Manque de temps, insuffisance ou absence de services RH dans les moyennes structures, difficulté concernant les salariés placés en activité partielle … Les causes sont multiples. "De nombreuses entreprises misaient, en fait, sur un nouveau report compte tenu de la crise sanitaire", observe Sabrina Dougados, avocate associée du cabinet Fromont Briens.

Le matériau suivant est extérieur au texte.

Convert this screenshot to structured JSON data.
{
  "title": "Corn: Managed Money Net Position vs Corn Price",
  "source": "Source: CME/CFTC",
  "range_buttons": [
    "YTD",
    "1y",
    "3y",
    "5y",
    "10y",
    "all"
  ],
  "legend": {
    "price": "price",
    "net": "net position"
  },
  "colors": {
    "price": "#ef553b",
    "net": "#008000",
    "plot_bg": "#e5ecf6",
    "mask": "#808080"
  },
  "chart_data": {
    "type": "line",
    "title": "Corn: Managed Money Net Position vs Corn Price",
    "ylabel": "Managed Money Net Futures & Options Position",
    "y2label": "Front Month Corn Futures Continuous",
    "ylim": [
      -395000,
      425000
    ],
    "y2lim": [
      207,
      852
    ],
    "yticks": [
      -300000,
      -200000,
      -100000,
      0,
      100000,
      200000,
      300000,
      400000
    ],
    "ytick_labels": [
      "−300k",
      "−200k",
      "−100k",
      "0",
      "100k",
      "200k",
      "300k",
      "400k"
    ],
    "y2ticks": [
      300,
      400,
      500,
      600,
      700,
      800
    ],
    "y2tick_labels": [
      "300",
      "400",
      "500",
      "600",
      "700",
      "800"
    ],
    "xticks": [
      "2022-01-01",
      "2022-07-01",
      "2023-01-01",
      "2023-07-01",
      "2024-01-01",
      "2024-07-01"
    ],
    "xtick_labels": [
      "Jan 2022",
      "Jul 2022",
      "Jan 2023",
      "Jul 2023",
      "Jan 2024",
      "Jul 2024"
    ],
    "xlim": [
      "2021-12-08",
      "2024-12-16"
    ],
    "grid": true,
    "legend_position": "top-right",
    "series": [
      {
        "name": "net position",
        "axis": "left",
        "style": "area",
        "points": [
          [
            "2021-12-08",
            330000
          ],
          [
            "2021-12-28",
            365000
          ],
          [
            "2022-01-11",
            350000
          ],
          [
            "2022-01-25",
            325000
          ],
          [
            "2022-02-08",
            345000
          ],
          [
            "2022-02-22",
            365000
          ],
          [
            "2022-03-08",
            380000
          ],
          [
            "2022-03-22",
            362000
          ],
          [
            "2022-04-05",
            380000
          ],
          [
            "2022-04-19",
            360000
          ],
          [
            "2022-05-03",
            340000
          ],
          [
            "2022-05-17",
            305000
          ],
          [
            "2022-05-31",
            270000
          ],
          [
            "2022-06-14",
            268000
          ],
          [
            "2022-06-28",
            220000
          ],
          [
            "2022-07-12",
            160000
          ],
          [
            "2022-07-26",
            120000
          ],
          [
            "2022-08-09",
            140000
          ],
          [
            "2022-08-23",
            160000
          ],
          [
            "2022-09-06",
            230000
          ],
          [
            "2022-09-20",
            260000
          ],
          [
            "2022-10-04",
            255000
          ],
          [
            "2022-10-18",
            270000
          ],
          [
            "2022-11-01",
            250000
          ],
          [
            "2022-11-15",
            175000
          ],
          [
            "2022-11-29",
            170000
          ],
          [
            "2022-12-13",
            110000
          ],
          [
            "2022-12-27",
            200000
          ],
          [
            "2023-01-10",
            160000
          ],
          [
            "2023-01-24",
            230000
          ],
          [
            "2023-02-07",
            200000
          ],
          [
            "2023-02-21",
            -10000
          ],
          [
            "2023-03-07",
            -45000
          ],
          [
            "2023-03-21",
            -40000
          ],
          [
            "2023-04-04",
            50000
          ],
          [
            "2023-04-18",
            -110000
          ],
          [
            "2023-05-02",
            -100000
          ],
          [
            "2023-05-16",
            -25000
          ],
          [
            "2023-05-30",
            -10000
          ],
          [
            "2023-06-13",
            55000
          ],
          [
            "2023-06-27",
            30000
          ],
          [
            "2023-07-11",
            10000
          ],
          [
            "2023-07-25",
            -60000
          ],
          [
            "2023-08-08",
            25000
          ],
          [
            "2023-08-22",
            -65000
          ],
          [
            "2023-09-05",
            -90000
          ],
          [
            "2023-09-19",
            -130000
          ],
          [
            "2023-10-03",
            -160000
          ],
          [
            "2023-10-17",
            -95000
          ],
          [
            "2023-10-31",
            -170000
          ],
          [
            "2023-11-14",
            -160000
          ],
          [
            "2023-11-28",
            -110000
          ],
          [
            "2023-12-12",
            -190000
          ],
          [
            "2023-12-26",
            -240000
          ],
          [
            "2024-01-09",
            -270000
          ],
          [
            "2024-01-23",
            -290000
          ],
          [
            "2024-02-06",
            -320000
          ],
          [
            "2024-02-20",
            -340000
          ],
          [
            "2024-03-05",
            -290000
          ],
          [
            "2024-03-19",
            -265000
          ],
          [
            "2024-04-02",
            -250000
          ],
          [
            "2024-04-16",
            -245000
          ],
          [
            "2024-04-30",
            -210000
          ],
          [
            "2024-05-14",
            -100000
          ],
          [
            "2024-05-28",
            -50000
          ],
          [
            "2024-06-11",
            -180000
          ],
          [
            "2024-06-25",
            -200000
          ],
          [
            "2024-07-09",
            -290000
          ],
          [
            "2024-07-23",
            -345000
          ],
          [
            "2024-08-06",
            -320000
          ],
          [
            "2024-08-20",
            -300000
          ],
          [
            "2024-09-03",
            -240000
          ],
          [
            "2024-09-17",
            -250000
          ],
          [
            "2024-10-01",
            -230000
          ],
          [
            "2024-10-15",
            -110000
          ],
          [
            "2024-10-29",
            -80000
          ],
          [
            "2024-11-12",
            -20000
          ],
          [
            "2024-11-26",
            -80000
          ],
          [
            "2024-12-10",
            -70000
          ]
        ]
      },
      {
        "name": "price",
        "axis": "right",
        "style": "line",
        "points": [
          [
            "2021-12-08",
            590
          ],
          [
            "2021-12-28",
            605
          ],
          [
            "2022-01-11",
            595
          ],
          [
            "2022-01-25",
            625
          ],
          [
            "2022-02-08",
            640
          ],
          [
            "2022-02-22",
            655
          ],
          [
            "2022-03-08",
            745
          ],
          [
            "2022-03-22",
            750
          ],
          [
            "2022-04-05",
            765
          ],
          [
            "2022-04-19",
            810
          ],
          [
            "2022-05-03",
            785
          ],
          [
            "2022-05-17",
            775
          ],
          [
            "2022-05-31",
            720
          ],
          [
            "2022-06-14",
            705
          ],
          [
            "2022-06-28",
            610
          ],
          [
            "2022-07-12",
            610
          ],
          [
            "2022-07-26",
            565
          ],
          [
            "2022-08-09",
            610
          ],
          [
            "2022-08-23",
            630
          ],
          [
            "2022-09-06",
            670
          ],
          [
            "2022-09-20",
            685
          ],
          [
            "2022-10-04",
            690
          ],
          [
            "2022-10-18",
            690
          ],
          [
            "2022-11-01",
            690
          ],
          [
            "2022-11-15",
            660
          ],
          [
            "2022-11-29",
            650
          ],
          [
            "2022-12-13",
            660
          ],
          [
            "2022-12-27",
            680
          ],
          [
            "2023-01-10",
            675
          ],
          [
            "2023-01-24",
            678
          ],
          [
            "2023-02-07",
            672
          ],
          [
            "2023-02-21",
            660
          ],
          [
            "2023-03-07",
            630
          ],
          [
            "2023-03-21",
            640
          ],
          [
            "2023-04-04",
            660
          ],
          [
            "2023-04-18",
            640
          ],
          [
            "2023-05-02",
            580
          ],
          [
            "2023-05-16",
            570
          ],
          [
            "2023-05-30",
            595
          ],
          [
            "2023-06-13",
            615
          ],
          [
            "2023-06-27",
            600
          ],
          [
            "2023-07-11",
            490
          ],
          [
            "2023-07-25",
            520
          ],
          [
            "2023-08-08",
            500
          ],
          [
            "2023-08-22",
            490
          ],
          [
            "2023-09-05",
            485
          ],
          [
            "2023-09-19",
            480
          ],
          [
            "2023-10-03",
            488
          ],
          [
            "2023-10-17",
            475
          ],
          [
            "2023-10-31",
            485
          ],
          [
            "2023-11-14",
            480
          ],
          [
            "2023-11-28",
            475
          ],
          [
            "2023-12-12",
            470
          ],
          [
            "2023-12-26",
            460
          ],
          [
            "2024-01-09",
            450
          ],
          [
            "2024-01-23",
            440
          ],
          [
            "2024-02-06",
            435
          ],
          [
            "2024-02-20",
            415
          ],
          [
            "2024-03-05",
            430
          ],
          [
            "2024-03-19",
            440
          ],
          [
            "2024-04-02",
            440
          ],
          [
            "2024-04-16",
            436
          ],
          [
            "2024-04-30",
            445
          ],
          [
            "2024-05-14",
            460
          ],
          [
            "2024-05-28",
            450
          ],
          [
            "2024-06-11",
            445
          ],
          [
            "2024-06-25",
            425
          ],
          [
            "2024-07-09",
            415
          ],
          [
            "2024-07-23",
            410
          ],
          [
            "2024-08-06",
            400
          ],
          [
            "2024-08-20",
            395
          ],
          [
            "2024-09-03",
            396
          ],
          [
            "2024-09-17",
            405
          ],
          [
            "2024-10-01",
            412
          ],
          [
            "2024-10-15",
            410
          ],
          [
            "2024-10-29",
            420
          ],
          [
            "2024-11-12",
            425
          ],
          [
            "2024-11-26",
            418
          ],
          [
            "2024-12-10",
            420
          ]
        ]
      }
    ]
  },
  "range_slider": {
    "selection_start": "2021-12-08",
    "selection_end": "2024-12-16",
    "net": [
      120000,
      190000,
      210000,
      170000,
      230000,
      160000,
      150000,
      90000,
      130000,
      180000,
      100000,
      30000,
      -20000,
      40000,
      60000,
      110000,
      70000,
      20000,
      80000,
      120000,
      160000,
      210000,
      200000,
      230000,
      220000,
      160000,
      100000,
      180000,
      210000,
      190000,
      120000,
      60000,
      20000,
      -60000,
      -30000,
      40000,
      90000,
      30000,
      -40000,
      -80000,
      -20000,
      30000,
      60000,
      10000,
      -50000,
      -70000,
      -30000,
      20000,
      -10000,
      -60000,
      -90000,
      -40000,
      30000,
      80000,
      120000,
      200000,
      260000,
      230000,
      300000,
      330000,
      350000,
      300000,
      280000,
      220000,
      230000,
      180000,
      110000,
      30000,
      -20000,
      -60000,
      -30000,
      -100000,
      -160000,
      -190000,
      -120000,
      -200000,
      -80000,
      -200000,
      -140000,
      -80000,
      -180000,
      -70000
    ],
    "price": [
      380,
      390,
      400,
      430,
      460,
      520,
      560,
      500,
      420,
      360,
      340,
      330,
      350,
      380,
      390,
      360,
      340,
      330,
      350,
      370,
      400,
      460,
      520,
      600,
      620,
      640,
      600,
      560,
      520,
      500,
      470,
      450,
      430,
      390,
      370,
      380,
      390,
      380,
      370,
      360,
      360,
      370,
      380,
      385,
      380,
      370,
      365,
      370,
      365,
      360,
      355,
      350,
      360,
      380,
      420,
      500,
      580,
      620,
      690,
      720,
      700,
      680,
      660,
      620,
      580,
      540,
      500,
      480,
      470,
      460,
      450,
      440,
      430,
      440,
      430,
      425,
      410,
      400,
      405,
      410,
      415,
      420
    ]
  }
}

Mais l'obligation d'organiser ces entretiens récapitulatifs a été différée une première fois au 31 décembre 2020 (ordonnance du 1er avril 2020) puis une seconde fois au 30 juin 2021 (ordonnance du 2 décembre 2020). Désormais, le gouvernement a décidé de maintenir la date butoir : tous les salariés ayant six ans d’ancienneté devront donc avoir bénéficié de cet entretien-bilan au plus tard d'ici le 30 juin prochain, en sus de l’entretien bisannuel.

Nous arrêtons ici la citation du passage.